# What is the 'fog'?



## FML2011 (Sep 21, 2011)

Can someone explain the fog to me? I often see it mentioned around here but not sure what it is. Does it happened to the betrayed? The betrayer? I am just feeling kind of numb but with an underlying sadness. However when he comes to see the kids, I do get anxious, emotional, don't know how to act around him. Just feeling lost I guess.:scratchhead:


----------



## RadicallyAccepting (Oct 19, 2011)

It's the state of total denial that a cheating spouse is caught in. I'm watching it with my wife right now. It's amazing how it can change a person's personality, morals, and thoughts.

It's basically an addiction to the endorphins released when they see their lover. It's as bad as any junkie.


----------



## Pit-of-my-stomach (Nov 2, 2010)

A partial explanation of what the fog is is here


----------



## F-102 (Sep 15, 2010)

The fog is when the affair partner is the "good guy" who is the key to the wayward spouse's future happiness...

...and the loyal, betrayed spouse is now the "bad guy" who is standing in the way of the wayward spouse's destiny and true happiness.

Yes, wayward spouses do eventually come out of the fog, when they see the "good guy" was not so good after all, and that they were in a great place with the loyal spouse all along...

...but, all too often, they see this only after their marriages, families, friendships and lives are irreparably destroyed.


----------



## tigercat (Oct 6, 2011)

F-102 said:


> The fog is when the affair partner is the "good guy" who is the key to the wayward spouse's future happiness...
> 
> ...and the loyal, betrayed spouse is now the "bad guy" who is standing in the way of the wayward spouse's destiny and true happiness.
> 
> ...


This is what i'm hoping will happen to my wife. Even if its too late to save our marriage when she realizes, i think it would bring much needed closure to this relationship and make me feel justified that i wasn't as bad as she tried to make me seem. I know i'm a great guy and she did me wrong but to realize and know she screwed up and admit it would be a sweet feeling. If she never realizes, then i'm prepared to just move on and get over it.


----------



## marksaysay (Oct 15, 2010)

tigercat said:


> This is what i'm hoping will happen to my wife. Even if its too late to save our marriage when she realizes, i think it would bring much needed closure to this relationship and make me feel justified that i wasn't as bad as she tried to make me seem. I know i'm a great guy and she did me wrong but to realize and know she screwed up and admit it would be a sweet feeling. If she never realizes, then i'm prepared to just move on and get over it.

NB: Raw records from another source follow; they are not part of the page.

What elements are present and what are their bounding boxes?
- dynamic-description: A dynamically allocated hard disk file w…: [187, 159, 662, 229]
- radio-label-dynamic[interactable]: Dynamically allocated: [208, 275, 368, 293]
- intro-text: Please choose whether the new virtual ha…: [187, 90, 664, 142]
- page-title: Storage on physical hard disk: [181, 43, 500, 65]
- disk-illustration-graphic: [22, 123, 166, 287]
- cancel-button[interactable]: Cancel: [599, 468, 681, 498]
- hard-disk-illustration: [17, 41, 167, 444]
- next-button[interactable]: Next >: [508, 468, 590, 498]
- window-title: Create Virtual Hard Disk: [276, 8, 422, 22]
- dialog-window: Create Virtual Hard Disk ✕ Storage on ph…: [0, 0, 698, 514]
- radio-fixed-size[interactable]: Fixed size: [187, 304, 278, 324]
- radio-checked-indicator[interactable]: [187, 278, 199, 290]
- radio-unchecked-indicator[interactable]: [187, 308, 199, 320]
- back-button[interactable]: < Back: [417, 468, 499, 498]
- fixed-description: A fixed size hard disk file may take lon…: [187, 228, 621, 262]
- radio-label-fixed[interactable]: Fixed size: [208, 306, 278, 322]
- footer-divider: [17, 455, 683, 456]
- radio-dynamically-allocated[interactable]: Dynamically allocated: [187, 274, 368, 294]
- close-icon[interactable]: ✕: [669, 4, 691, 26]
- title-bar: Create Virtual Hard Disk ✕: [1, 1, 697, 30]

I totally agree. I pray I will still love her. We haven't spoke in over 4 months. If she's gonna destroy her life, I'm prepared to be absent from it forever or until she sees the light, whichever comes first.
_Posted via Mobile Device_


----------



## Jellybeans (Mar 8, 2011)

The fog is when the wayward gets a feeling of euphoria from the affair that everything else becomes sort of null and voil to them and they start seeing their spouse/partner as the bad guy and can only focus on the good feelings they are getting from the A. 

It's like tunnel vision.


----------